Астра в страшном волнении метнулся к нему и принялся успокаивать глухим голосом:
— Я нашёл вас на дороге без сознания и отнёс в дом к доктору Цингулону, генералу. Слышали о таком? Ну, конечно, слышали, кто же о нём не слышал! Доктор Цингулон вас вылечит, ему можно доверять. Всё будет хорошо.
— Обычно после слов «всё будет хорошо» вся заварушка и начинается, — вымученно усмехнулся пёс. Голос его был липким, как клейстер, неистребимо насмешливым и язвительным.
Силы стремительно возвращались к нему — даже слишком стремительно. Пёс поднялся на лапы, словно уже был совершенно здоров, и сказал искромётным баритоном:
— Отнеси меня на Дынную улицу, дом один, квартира восемь. Артифекс, как давно я хотел это сказать… Где такая находится, знаешь?
— Кажется, знаю… — неуверенно ответил Астра и добавил: — Но доктор Цингулон приказал ждать его здесь. Вам необходим покой.
— Мне не нужен покой, мне нужно во что бы то ни стало попасть домой. Меня… ждут дома, — пёс отвёл взгляд в сторону, а затем вздорно проговорил: — И не обращайся ко мне на «вы». Мне и без того дурно, а от твоего уважительного тона и любезностей меня и вовсе выворачивает наизнанку.
— Прости… — повинился Астра, удручённо склонив голову, словно и в самом деле был в чём-то виноват, над чем тот и посмеялся:
— Теперь прощения просит, чудак какой! Нет, чтобы рассердиться там, поднять грызню, мне бы и то легче стало, — и представился без церемоний, просто: — Репрев.
А когда представился Астра, Репрев, усмехнувшись раз, другой, задумчиво проговорил:
— Астра, значит… — и потом произнёс весело и внезапно: — Какое нелепое у тебя имя: Астра!
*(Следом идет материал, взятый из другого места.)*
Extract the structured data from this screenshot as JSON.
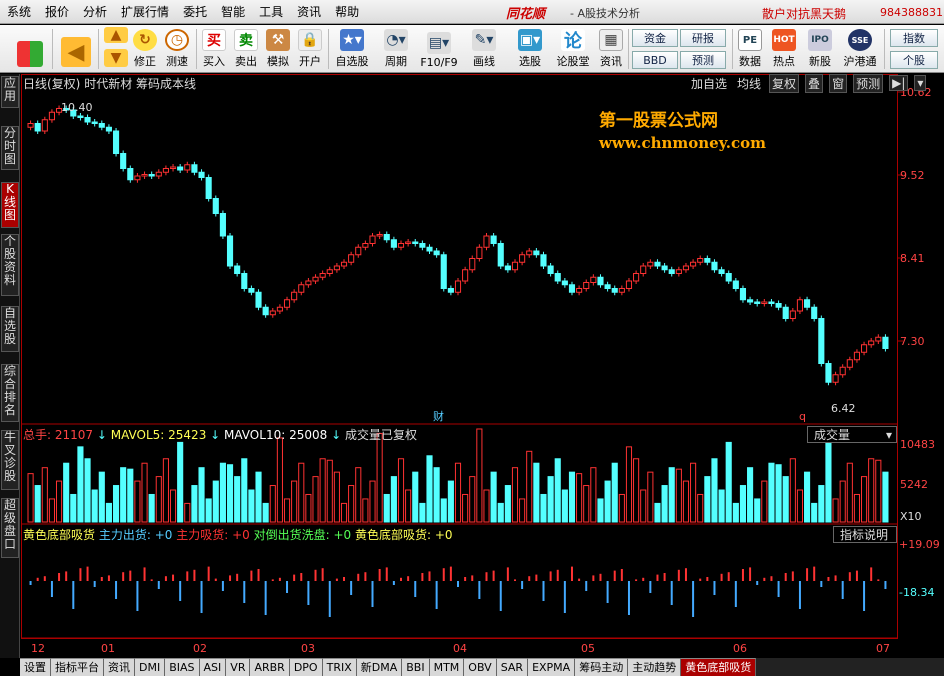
{
  "menu": [
    "系统",
    "报价",
    "分析",
    "扩展行情",
    "委托",
    "智能",
    "工具",
    "资讯",
    "帮助"
  ],
  "brand": "同花顺",
  "app_sub": "- A股技术分析",
  "slogan": "散户对抗黑天鹅",
  "phone": "984388831",
  "toolbar": {
    "buy_label": "买入",
    "sell_label": "卖出",
    "sim_label": "模拟",
    "open_label": "开户",
    "modify_label": "修正",
    "speed_label": "测速",
    "selfselect_label": "自选股",
    "period_label": "周期",
    "f10_label": "F10/F9",
    "draw_label": "画线",
    "pick_label": "选股",
    "forum_label": "论股堂",
    "info_label": "资讯",
    "fund_label": "资金",
    "bbd_label": "BBD",
    "research_label": "研报",
    "forecast_label": "预测",
    "data_label": "数据",
    "hot_label": "热点",
    "newstock_label": "新股",
    "hk_label": "沪港通",
    "index_label": "指数",
    "stock_label": "个股"
  },
  "sidebar": [
    "应用",
    "分时图",
    "K线图",
    "个股资料",
    "自选股",
    "综合排名",
    "牛叉诊股",
    "超级盘口"
  ],
  "price_header": {
    "title": "日线(复权)",
    "name": "时代新材",
    "indicator": "筹码成本线"
  },
  "price_tools": [
    "加自选",
    "均线",
    "复权",
    "叠",
    "窗",
    "预测"
  ],
  "watermark": {
    "line1": "第一股票公式网",
    "line2": "www.chnmoney.com"
  },
  "price_axis": [
    "10.62",
    "9.52",
    "8.41",
    "7.30"
  ],
  "high_label": "10.40",
  "low_label": "6.42",
  "cai_label": "财",
  "q_label": "q",
  "vol_header": {
    "total": "总手: 21107",
    "mavol5": "MAVOL5: 25423",
    "mavol10": "MAVOL10: 25008",
    "note": "成交量已复权"
  },
  "vol_button": "成交量",
  "vol_axis": [
    "10483",
    "5242",
    "X10"
  ],
  "ind_header": {
    "name": "黄色底部吸货",
    "main_out": "主力出货: +0",
    "main_in": "主力吸货: +0",
    "counter": "对倒出货洗盘: +0",
    "yellow": "黄色底部吸货: +0"
  },
  "ind_button": "指标说明",
  "ind_axis": [
    "+19.09",
    "-18.34"
  ],
  "x_axis": [
    "12",
    "01",
    "02",
    "03",
    "04",
    "05",
    "06",
    "07"
  ],
  "bottom_tabs": [
    "设置",
    "指标平台",
    "资讯",
    "DMI",
    "BIAS",
    "ASI",
    "VR",
    "ARBR",
    "DPO",
    "TRIX",
    "新DMA",
    "BBI",
    "MTM",
    "OBV",
    "SAR",
    "EXPMA",
    "筹码主动",
    "主动趋势",
    "黄色底部吸货"
  ],
  "colors": {
    "up": "#ff3232",
    "down": "#54ffff",
    "accent": "#c00"
  }
}
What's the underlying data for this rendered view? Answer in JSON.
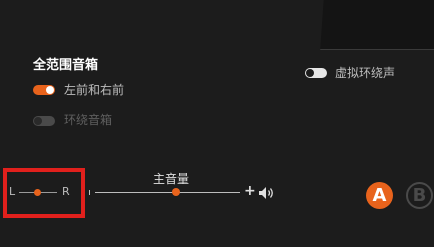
{
  "speaker_section": {
    "title": "全范围音箱",
    "options": [
      {
        "label": "左前和右前",
        "enabled": true
      },
      {
        "label": "环绕音箱",
        "enabled": false
      }
    ]
  },
  "virtual_surround": {
    "label": "虚拟环绕声",
    "enabled": false
  },
  "balance": {
    "left_label": "L",
    "right_label": "R",
    "value": 0.5
  },
  "volume": {
    "title": "主音量",
    "plus_label": "+",
    "value": 0.55
  },
  "presets": {
    "a_label": "A",
    "b_label": "B"
  },
  "colors": {
    "accent": "#e8631c",
    "highlight_box": "#e1201c"
  },
  "icons": {
    "speaker": "speaker-volume-icon"
  }
}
— Чем же оно нелепое, объясни? — спросил юный кинокефал, приуныв; с лица его смылось радушие, и набросилась грусть.
— А тем, что у каждого второго такое имя, — ответил Репрев. — У меня среди знакомых, по крайней мере, четыре кинокефала и два феликефала носят имя Астра. Только родители, которым плевать на судьбу своего ребёнка, или же родители без толики воображения назовут своего сына Астрой.
— Если что, мои родители очень любили меня, и меня назвали в честь цветка, не звезды, — объяснил Астра ровным голосом, совершенно не обидевшись. Да и кто обидится на такие глупые обвинения? Астра имени не выбирал. Он понимал, что Репрев нарочно подначивает, нарочно выставляет себя в дурном свете, но не понимал только одного — зачем? Желая перевести разговор, кинокефал сказал: — Доктор Цингулон говорит, что у тебя ложномалахитовая болезнь.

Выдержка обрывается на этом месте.